Every New Years day a local television station (CW11) broadcasts an all day marathon of the 1950’s series the Honeymooners. It’s still funny, and there’s a lot to be learned about American culture of that period because the show was a lot edger in its day than other programs about family life. This is a finance site, so I will keep my discussion to financial issues. After watching a few episodes, it becomes evident that Ralph Kramden (played by Jackie Gleason) and Ed Norton (played by Art Carney) lead very different consumer lives.
Ed’s apartment is furnished well, with window treatments, furniture and the modern devices of the era (TV, phone). In contrast, Ralph’s apartment is quite spartan. Ralph often chastizes his wife about overspending and all the extras his wife gets, but that of course is really just a joke. One could conclude that Norton is more prosperous than Ed.
In one of the episodes, it is revealed where each of them stand in terms of their finances. Surprise, it was revealed that they both earn the same salary.
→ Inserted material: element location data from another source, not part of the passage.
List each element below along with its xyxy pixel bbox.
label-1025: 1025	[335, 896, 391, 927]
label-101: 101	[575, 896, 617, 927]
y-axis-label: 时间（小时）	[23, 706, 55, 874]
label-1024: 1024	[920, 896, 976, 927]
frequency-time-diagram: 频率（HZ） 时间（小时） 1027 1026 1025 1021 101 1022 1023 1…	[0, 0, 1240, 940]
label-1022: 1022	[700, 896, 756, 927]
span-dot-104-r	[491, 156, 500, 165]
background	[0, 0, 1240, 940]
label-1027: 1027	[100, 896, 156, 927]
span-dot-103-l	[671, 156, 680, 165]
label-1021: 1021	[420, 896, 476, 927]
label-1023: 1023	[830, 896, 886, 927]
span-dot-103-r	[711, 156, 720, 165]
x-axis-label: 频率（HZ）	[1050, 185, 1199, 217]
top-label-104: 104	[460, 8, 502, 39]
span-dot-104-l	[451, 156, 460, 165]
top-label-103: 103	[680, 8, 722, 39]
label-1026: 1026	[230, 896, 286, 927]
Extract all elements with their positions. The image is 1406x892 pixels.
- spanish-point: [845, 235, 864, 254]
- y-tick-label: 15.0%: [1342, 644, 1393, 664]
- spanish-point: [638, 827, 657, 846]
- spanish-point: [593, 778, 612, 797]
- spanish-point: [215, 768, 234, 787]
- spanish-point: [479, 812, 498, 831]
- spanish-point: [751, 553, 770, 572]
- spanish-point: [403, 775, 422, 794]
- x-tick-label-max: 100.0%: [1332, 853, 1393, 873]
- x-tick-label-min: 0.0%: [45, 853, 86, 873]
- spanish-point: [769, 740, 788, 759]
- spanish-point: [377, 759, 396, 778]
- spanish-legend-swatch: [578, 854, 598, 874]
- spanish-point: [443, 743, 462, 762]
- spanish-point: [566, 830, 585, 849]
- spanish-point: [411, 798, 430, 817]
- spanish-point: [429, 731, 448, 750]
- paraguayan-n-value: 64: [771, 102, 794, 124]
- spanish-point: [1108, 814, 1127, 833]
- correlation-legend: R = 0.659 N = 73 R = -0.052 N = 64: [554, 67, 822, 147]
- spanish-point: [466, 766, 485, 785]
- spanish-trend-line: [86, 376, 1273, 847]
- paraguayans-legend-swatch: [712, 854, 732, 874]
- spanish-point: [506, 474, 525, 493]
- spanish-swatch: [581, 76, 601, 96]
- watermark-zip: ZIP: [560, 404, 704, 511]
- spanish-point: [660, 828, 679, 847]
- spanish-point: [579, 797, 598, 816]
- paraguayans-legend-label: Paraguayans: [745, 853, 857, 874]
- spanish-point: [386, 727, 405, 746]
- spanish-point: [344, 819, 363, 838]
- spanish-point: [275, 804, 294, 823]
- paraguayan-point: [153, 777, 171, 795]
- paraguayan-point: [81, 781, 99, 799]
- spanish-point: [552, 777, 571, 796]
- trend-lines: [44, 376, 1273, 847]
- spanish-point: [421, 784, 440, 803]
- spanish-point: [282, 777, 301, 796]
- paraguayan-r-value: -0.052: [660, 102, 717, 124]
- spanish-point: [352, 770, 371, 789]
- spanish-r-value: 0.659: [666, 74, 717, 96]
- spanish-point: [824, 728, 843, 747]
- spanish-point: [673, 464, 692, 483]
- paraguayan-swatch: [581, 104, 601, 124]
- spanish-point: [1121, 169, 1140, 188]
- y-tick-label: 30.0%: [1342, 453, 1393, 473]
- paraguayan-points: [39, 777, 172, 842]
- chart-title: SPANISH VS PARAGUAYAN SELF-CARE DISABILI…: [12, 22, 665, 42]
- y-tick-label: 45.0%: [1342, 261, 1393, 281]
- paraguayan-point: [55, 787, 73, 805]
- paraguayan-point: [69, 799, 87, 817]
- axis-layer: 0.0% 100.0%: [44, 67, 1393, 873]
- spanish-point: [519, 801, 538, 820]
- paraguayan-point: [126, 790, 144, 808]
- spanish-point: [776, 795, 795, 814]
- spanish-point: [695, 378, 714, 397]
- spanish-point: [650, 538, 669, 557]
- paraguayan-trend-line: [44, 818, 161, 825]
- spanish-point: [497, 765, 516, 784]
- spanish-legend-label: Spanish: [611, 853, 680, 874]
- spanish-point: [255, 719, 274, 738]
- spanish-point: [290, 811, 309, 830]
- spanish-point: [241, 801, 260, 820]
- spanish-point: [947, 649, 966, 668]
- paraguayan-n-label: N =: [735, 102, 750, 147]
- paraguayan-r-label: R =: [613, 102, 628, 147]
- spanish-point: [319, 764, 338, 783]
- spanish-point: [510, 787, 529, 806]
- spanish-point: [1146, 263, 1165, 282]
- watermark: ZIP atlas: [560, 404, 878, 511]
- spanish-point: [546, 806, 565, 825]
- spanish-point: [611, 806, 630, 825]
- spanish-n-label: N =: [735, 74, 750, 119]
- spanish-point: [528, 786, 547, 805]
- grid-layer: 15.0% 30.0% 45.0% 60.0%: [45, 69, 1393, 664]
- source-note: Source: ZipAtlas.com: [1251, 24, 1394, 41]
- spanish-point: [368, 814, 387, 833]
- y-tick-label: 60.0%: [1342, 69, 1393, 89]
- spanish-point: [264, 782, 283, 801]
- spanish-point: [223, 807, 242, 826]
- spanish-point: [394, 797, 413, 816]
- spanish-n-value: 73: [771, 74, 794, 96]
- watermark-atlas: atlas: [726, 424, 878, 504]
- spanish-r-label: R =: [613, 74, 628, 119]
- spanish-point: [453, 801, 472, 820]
What accounts for their differing lifestyles? That is also partially covered. Apparently Ed can afford his lifestyle because he has borrowed heavily to pay for it all. It isn’t made as clear in any of the episodes how Ralph “affords” his lifestyle, but his wife often complains about the previous schemes where he loses money. So, his money is likely frittered away on get rich schemes that of course never payoff (it they did it wouldn’t be funny).
Norton is one payment away from bankruptcy, while Ralph is one scheme away from riches (which very likely will never occur). Both have very little savings.
Here’s the lessons to be learned:
- Moderation in your finances is preferable.
- Have reasonable expectations about returns on your investments.
- Spend money now to live your life.